Britain has been a nuclear power since the 1950s, and both Labour and Conservative governments have consistently supported atomic weapons. Since the 1990s, Britain’s nuclear deterrent has consisted of four Royal Navy submarines armed with Trident missiles.

Starmer said a Labour government would build the four new nuclear submarines that the Conservatives have already committed to. He criticized the Conservatives for defense spending cuts that had given the U.K. “the smallest army since the time of Napoleon,” the French leader who fought Britain 200 years ago.

He said the world had entered “a new age of insecurity” and “national security is the most important issue of our times.”

The schism between pro- and anti-nuclear forces was long a fault-line in the Labour Party. It was Prime Minister Clement Attlee’s Labour government that developed atomic weapons in the years following World War II, making Britain the world’s third nuclear-armed state after the United States and the Soviet Union.

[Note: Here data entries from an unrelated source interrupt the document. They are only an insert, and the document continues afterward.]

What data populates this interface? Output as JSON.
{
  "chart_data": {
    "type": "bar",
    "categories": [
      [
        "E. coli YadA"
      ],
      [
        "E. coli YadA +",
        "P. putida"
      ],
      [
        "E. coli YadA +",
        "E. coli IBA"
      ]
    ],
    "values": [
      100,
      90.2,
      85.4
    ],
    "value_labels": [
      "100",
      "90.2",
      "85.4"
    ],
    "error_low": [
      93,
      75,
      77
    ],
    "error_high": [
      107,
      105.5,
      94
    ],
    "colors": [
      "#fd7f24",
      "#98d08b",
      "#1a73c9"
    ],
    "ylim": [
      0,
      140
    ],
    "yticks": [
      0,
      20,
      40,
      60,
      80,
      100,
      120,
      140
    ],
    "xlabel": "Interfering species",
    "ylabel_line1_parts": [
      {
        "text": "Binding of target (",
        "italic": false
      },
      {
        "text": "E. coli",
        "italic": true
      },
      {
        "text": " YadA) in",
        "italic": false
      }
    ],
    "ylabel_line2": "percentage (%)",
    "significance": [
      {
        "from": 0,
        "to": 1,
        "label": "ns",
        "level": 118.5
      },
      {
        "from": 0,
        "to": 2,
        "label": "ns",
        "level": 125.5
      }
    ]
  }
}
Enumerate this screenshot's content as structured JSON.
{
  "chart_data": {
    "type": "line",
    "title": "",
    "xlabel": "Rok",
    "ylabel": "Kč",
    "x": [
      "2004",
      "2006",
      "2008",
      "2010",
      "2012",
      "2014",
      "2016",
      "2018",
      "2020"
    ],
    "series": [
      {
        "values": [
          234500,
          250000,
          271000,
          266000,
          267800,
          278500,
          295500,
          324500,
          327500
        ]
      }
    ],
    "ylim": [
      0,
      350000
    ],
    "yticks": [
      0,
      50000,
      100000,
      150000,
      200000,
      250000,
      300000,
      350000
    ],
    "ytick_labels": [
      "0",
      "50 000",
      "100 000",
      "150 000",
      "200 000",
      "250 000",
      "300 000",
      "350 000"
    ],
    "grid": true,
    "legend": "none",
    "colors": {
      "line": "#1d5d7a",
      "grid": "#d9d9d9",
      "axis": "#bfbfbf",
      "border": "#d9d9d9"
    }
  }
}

Starmer said his entire top team shared his commitment to the nuclear arsenal, even though several members, including deputy leader Angela Rayner and foreign affairs spokesman David Lammy, voted against renewing Trident in 2016.

He also pledged that a Labour government would increase defense spending to 2.5% of Gross Domestic Product, though he has not set a deadline. Prime Minister Rishi Sunak says his Conservatives will meet the target by 2030.

Defense Secretary Grant Shapps said Starmer had delivered “another empty speech.”

“By refusing to commit to 2.5% defense spending by 2030 he has been unable to show the clear and bold leadership this country needs in uncertain times,” Shapps said.

The Conservatives, who have been in office for 14 years, are trying to overcome a widespread sense that voters want change. On July 4 voters across the U.K. will elect lawmakers to fill all 650 seats in the House of Commons. The leader of the party that can command a Commons majority — either alone or in coalition — will become prime minister.